Coordinating Interagency Integration

If you haven’t seen it on the WPR front page yet, give John Nagl’s and Brian Burton’s piece on the need for building civilian institutional capacity for counterinsurgency and nation-building operations a look. Obviously conflict zones are going to command a great deal of American attention and resources in the years ahead, and as Nagl and Burton make clear, unless civilian agencies adapt their training and institutional orientation, they will increasingly see their expertise farmed out to, or absorbed by, the military. As the article also makes clear, the necessary adaptation won’t take place until these agencies are funded and staffed to a level appropriate with their essential contributions to these kinds of interventions.

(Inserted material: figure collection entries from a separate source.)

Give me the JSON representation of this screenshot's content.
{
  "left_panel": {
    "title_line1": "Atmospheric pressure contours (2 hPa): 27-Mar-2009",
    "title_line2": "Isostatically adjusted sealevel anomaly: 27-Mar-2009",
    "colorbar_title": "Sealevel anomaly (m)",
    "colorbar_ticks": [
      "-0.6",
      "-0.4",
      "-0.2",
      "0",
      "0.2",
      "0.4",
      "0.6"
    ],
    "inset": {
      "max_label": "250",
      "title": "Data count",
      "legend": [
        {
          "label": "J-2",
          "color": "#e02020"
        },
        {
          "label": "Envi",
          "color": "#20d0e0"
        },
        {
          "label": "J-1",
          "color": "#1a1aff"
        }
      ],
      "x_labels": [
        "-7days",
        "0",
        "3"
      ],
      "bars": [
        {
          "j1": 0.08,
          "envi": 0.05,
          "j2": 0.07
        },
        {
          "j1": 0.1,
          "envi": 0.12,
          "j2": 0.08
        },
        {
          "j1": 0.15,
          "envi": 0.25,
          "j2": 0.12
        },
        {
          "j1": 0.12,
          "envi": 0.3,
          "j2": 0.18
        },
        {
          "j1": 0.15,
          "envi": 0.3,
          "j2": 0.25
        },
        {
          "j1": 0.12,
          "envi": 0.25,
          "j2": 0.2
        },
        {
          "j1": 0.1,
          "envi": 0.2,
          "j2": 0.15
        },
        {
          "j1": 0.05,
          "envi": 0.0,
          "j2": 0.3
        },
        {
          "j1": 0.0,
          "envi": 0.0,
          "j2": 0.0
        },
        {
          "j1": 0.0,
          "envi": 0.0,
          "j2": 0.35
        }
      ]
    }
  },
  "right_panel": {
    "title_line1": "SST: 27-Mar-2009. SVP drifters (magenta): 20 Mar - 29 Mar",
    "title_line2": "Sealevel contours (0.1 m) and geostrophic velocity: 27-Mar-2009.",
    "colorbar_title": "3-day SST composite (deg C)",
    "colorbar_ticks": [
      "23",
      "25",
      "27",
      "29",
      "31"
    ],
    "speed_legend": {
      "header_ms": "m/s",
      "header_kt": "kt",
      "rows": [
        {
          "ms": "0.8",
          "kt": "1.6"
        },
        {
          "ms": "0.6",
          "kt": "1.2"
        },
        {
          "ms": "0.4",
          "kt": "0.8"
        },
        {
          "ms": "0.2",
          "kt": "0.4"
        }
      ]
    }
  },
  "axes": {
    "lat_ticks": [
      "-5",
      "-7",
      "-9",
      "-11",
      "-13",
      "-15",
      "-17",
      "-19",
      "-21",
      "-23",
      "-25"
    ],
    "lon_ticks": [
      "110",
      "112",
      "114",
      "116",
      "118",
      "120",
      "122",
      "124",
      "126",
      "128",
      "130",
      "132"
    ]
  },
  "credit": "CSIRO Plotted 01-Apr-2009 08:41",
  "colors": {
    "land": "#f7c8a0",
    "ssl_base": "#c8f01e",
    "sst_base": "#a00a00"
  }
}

The piece emphasizes the need for more interagency “integration” of operations, but one question it leaves unanswered is who ultimately will play the overall coordinating role:

. . .The demands of large-scale counterinsurgency and reconstruction in Afghanistan and Iraq are increasingly clear: The United States must integrate civilian reconstruction expertise with military force in conflict zones. Ad hoc measures, like the establishment of the civil-military Provincial Reconstruction Teams in Afghanistan and Iraq, were an important step towards creating this capability but are an incomplete solution. Recent State Department-led initiatives, which include the establishment of the Civilian Response Corps as well as the Office of the Coordinator for Reconstruction and Stabilization (CRS) and the Interagency Counterinsurgency Initiative, represent an effort to establish effective civilian control of the political, economic, and social dimensions of nation-building operations.

One of the problems identified with the PRT’s is that, lacking any uniform command structure, they are essentially coordinated by the agency controlling the funding stream. More often than not these days, that’s the Pentagon. As Nagl and Burton put it, the State Dept. initiative is only a first step. An overarching conceptual framework of how interagency integration functions might be a useful second one.